Restaurants “can’t raise prices recklessly…How to respond to the soaring price of tomatoes”
Tomato and paprika shelves are empty at a store in Tesco, the UK’s largest supermarket chain. Some Italian restaurants in the U.K. are removing food with tomatoes from the menu altogether, a report showed.
This is because tomatoes, an essential ingredient in Italian food, have become a naughty boy on the menu due to tomatoes that rise in price when they wake up.
“Some Italian restaurants are excluding tomato-infused menus from their menus,” said Enzo O’Libery, president of the British Italian Chef Association, on the 26th (local time).
According to the president of the association, these restaurants recommend customers to eat “white pizza” or “white sauce pasta,” which contains relatively little tomatoes.In addition, the president of the association said that ricotta cheese is used more when making salads or sauces or added flavor with zucchini and eggplant.
These restaurants cannot raise prices recklessly, so they have come up with their own desperate measures to cope with soaring tomato prices.According to the Italian Chef Association, tomato prices in the UK quadrupled between January and February this year alone. The price of a box of tomatoes was around 초5 earlier this year, but recently it has become 가20.According to the Italian Cuisine Consortium, the price increase has been especially steep recently, tripling the price in the last two weeks alone.

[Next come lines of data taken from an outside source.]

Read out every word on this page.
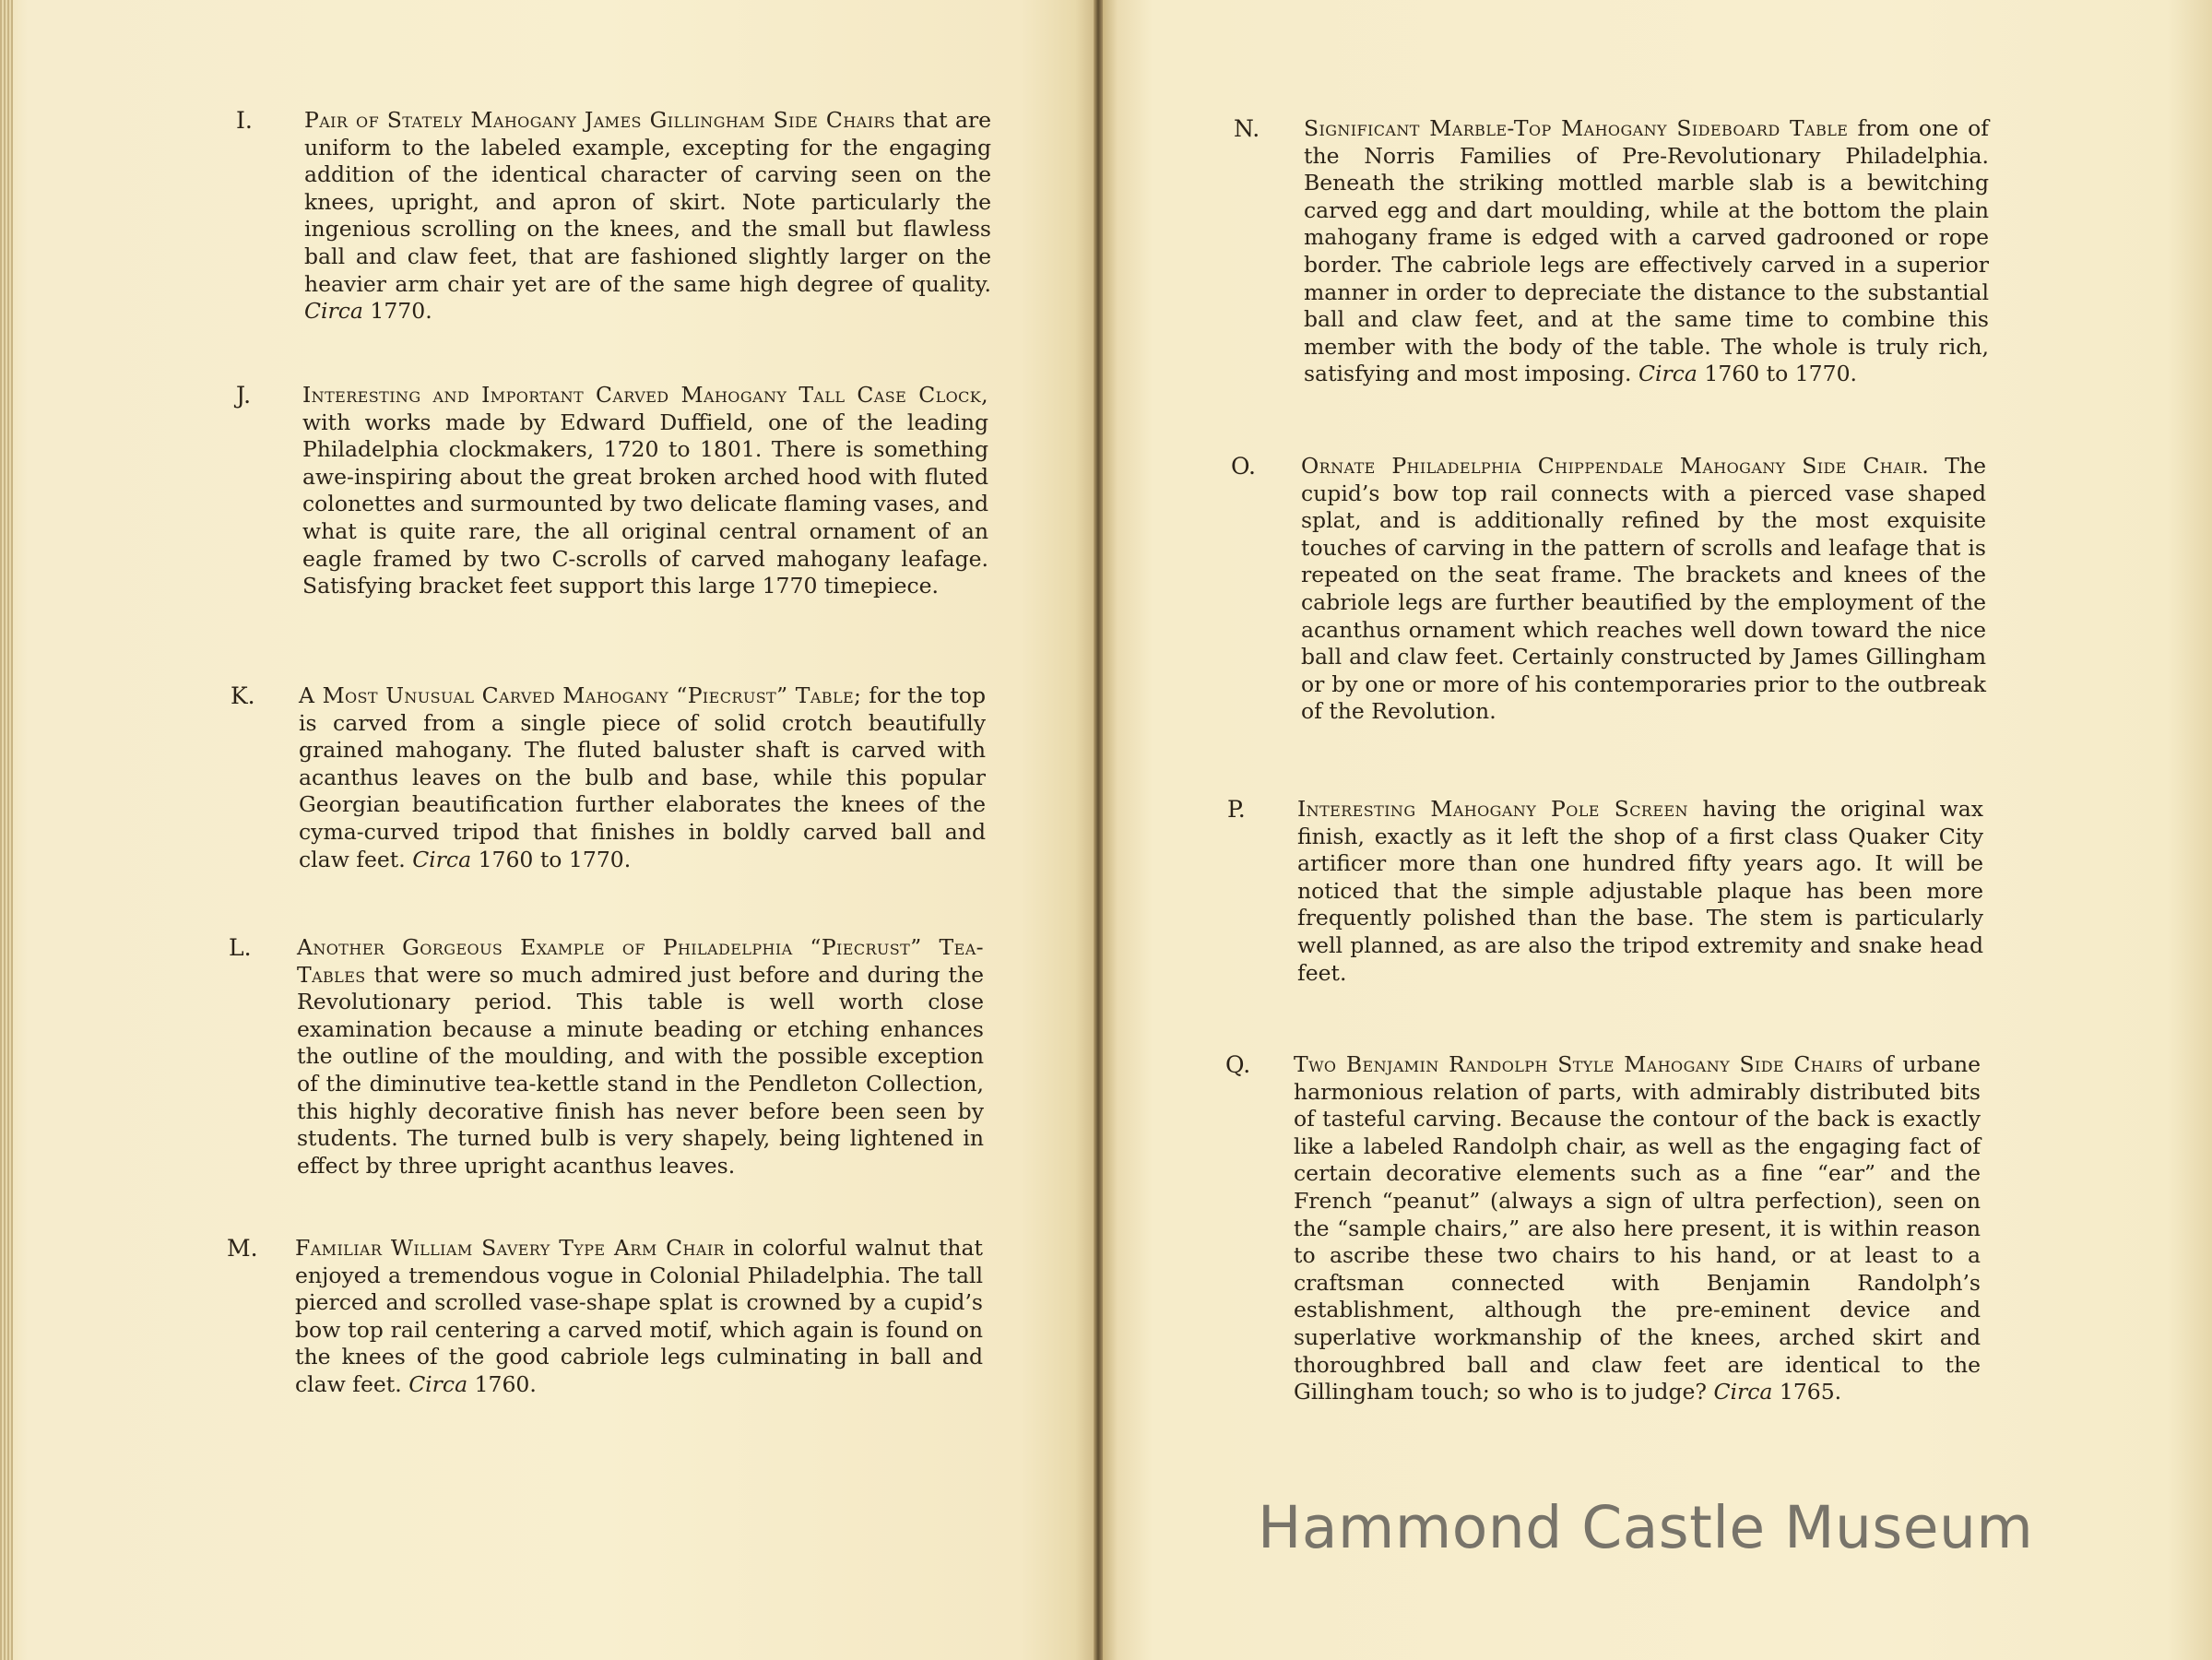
I. Pair of Stately Mahogany James Gillingham Side Chairs that are uniform to the labeled example, excepting for the engaging addition of the identical character of carving seen on the knees, upright, and apron of skirt. Note particularly the ingenious scrolling on the knees, and the small but flawless ball and claw feet, that are fashioned slightly larger on the heavier arm chair yet are of the same high degree of quality. Circa 1770.
J. Interesting and Important Carved Mahogany Tall Case Clock, with works made by Edward Duffield, one of the leading Philadelphia clockmakers, 1720 to 1801. There is something awe-inspiring about the great broken arched hood with fluted colonettes and surmounted by two delicate flaming vases, and what is quite rare, the all original central ornament of an eagle framed by two C-scrolls of carved mahogany leafage. Satisfying bracket feet support this large 1770 timepiece.
K. A Most Unusual Carved Mahogany “Piecrust” Table; for the top is carved from a single piece of solid crotch beautifully grained mahogany. The fluted baluster shaft is carved with acanthus leaves on the bulb and base, while this popular Georgian beautification further elaborates the knees of the cyma-curved tripod that finishes in boldly carved ball and claw feet. Circa 1760 to 1770.
L. Another Gorgeous Example of Philadelphia “Piecrust” Tea-Tables that were so much admired just before and during the Revolutionary period. This table is well worth close examination because a minute beading or etching enhances the outline of the moulding, and with the possible exception of the diminutive tea-kettle stand in the Pendleton Collection, this highly decorative finish has never before been seen by students. The turned bulb is very shapely, being lightened in effect by three upright acanthus leaves.
M. Familiar William Savery Type Arm Chair in colorful walnut that enjoyed a tremendous vogue in Colonial Philadelphia. The tall pierced and scrolled vase-shape splat is crowned by a cupid’s bow top rail centering a carved motif, which again is found on the knees of the good cabriole legs culminating in ball and claw feet. Circa 1760.
N. Significant Marble-Top Mahogany Sideboard Table from one of the Norris Families of Pre-Revolutionary Philadelphia. Beneath the striking mottled marble slab is a bewitching carved egg and dart moulding, while at the bottom the plain mahogany frame is edged with a carved gadrooned or rope border. The cabriole legs are effectively carved in a superior manner in order to depreciate the distance to the substantial ball and claw feet, and at the same time to combine this member with the body of the table. The whole is truly rich, satisfying and most imposing. Circa 1760 to 1770.
O. Ornate Philadelphia Chippendale Mahogany Side Chair. The cupid’s bow top rail connects with a pierced vase shaped splat, and is additionally refined by the most exquisite touches of carving in the pattern of scrolls and leafage that is repeated on the seat frame. The brackets and knees of the cabriole legs are further beautified by the employment of the acanthus ornament which reaches well down toward the nice ball and claw feet. Certainly constructed by James Gillingham or by one or more of his contemporaries prior to the outbreak of the Revolution.
P. Interesting Mahogany Pole Screen having the original wax finish, exactly as it left the shop of a first class Quaker City artificer more than one hundred fifty years ago. It will be noticed that the simple adjustable plaque has been more frequently polished than the base. The stem is particularly well planned, as are also the tripod extremity and snake head feet.
Q. Two Benjamin Randolph Style Mahogany Side Chairs of urbane harmonious relation of parts, with admirably distributed bits of tasteful carving. Because the contour of the back is exactly like a labeled Randolph chair, as well as the engaging fact of certain decorative elements such as a fine “ear” and the French “peanut” (always a sign of ultra perfection), seen on the “sample chairs,” are also here present, it is within reason to ascribe these two chairs to his hand, or at least to a craftsman connected with Benjamin Randolph’s establishment, although the pre-eminent device and superlative workmanship of the knees, arched skirt and thoroughbred ball and claw feet are identical to the Gillingham touch; so who is to judge? Circa 1765.
Hammond Castle Museum
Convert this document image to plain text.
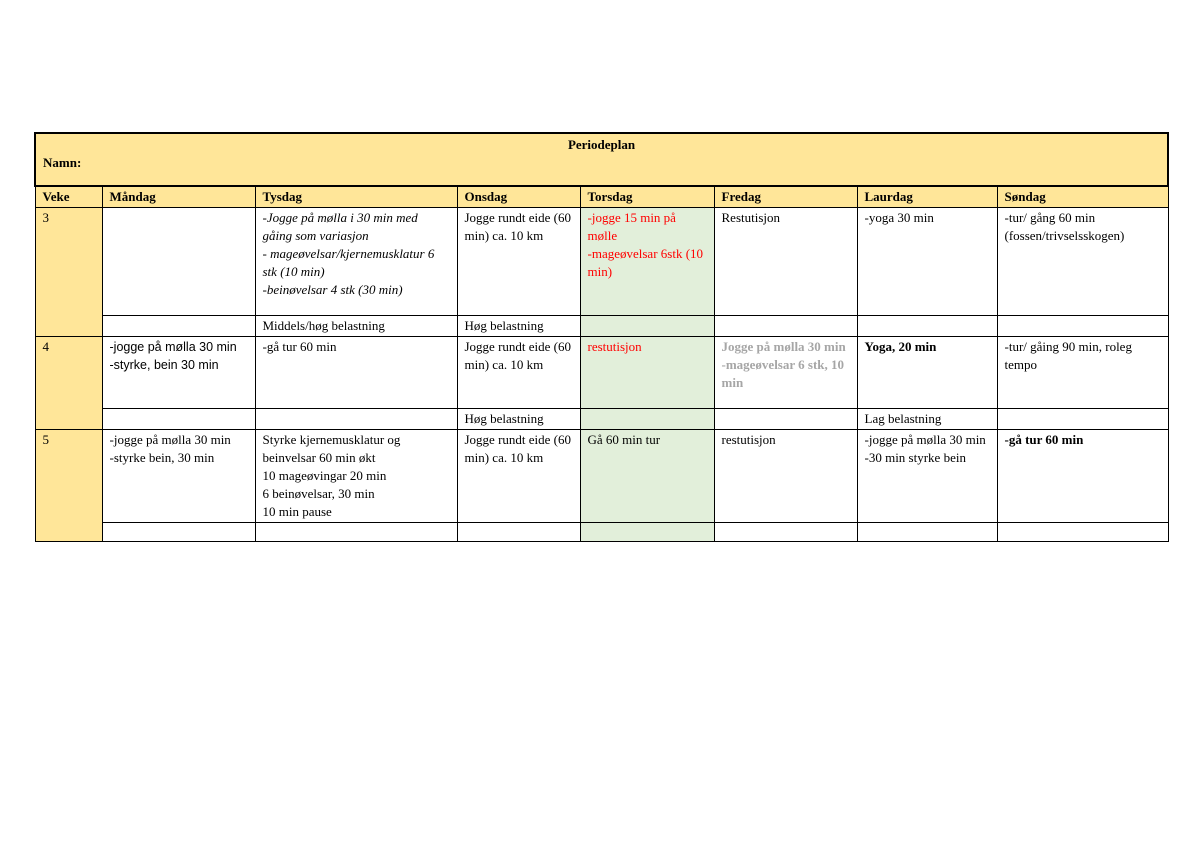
Periodeplan
Namn:							

Veke	Måndag	Tysdag	Onsdag	Torsdag	Fredag	Laurdag	Søndag
3		-Jogge på mølla i 30 min med gåing som variasjon
- mageøvelsar/kjernemusklatur 6 stk (10 min)
-beinøvelsar 4 stk (30 min)	Jogge rundt eide (60 min) ca. 10 km	-jogge 15 min på mølle
-mageøvelsar 6stk (10 min)	Restutisjon	-yoga 30 min	-tur/ gång 60 min (fossen/trivselsskogen)

		Middels/høg belastning	Høg belastning				
4	-jogge på mølla 30 min
-styrke, bein 30 min	-gå tur 60 min	Jogge rundt eide (60 min) ca. 10 km	restutisjon	Jogge på mølla 30 min
-mageøvelsar 6 stk, 10 min	Yoga, 20 min	-tur/ gåing 90 min, roleg tempo

			Høg belastning			Lag belastning	
5	-jogge på mølla 30 min
-styrke bein, 30 min	Styrke kjernemusklatur og beinvelsar 60 min økt
10 mageøvingar 20 min
6 beinøvelsar, 30 min
10 min pause	Jogge rundt eide (60 min) ca. 10 km	Gå 60 min tur	restutisjon	-jogge på mølla 30 min
-30 min styrke bein	-gå tur 60 min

Canned tomatoes also doubled from 15 pounds to 30 pounds (about 47,000 won), and lettuce, an essential ingredient for salad, more than tripled from 7 pounds to 22 pounds (about 35,000 won).”It’s a very difficult situation to run an Italian restaurant,” Olivieri said. Some may have to close. “I can’t even see the light at the end of the tunnel right now,” he said.There is a vegetable and fruit supply chaos in the UK. The scene where the stand is empty at the mart’s Sinseon corner is not unfamiliar recently.The reason is a sharp drop in agricultural production due to abnormal weather in southern Europe and northern Africa. The cause of this supply shortage is abnormal weather such as abnormal high temperatures in winter and heavy snow and hail.The UK relies on imports for 95% of its tomato consumption in the winter of December and March, but even the production of greenhouses in the UK has fallen sharply due to high electricity prices.
The British restaurant industry is calling on the government to introduce a price cap on tomatoes.
The British government said, “The UK’s food supply chain has excellent resilience. “We are well equipped to cope with confusion,” he said, promising to solve the problem. The government said it will meet with industry officials to discuss solutions.